Man pushes to legalize pot through initiative process

Man pushes to legalize pot through initiative process »Play Video
Paul Stanford, the executive director of the Hemp and Cannabis Foundation, is working to get a measure on the 2012 ballot to legalize marijuana.

PORTLAND, Ore. – The executive director of the Hemp and Cannabis Foundation is working to get a measure on the ballot in 2012 to legalize marijuana in the state of Oregon.

Paul Stanford also says it should be taxed like cigarettes and liquor to generate millions of dollars of revenue for the state. He says it would be regulated and distributed to people over the age of 21.

“We want to regulate it so that businesses like bars and taverns that bar the admission of minors can offer that as a business,” he said.

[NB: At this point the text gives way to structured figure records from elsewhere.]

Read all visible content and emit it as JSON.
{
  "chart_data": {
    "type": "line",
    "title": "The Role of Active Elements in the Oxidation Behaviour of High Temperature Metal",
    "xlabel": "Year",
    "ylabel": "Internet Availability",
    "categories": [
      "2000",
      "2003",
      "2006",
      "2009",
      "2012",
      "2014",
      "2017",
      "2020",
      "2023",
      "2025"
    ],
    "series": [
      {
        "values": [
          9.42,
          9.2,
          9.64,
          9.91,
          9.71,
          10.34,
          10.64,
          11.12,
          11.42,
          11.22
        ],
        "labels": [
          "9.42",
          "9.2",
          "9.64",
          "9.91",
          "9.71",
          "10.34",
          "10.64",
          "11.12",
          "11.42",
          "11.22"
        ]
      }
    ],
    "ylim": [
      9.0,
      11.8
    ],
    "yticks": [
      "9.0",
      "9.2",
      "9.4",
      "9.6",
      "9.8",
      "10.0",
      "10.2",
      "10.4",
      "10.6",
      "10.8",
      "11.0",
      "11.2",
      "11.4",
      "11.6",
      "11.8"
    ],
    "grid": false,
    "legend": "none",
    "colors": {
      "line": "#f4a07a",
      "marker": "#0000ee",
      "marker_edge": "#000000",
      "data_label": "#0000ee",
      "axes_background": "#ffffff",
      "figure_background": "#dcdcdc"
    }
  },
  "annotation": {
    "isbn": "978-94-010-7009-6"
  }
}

He says it would bring a steady flow of cash for the state.

“Alcohol revenues bring in about $75 million. It will create lots of new jobs. It will create all these new industries. We think it will be billions and billions of dollars in the long run.”

Some say it’s a drug that is safer than beer and wine.

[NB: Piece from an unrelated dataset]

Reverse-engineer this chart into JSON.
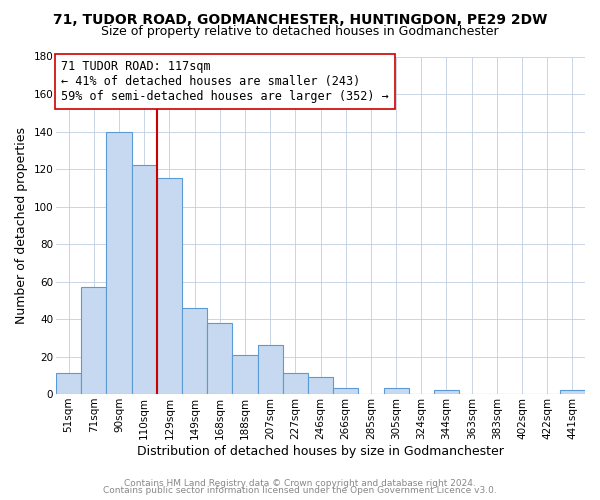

“It affects your brain differently,” said Chris Becket, who agrees with the idea. “I don’t think it affects it as severely as alcohol does, especially when you’re driving.”

But not everyone is ready to walk through a haze of smoke.

“Typically, people that are smoking marijuana become more apathetic, and they lose their desire to get out, work and accomplish things,” said Wayne Turner.

About 90 percent of the revenue brought in would go to the state’s general fund. In order to get the idea on the ballot, Stanford needs to get nearly 90,000 signatures.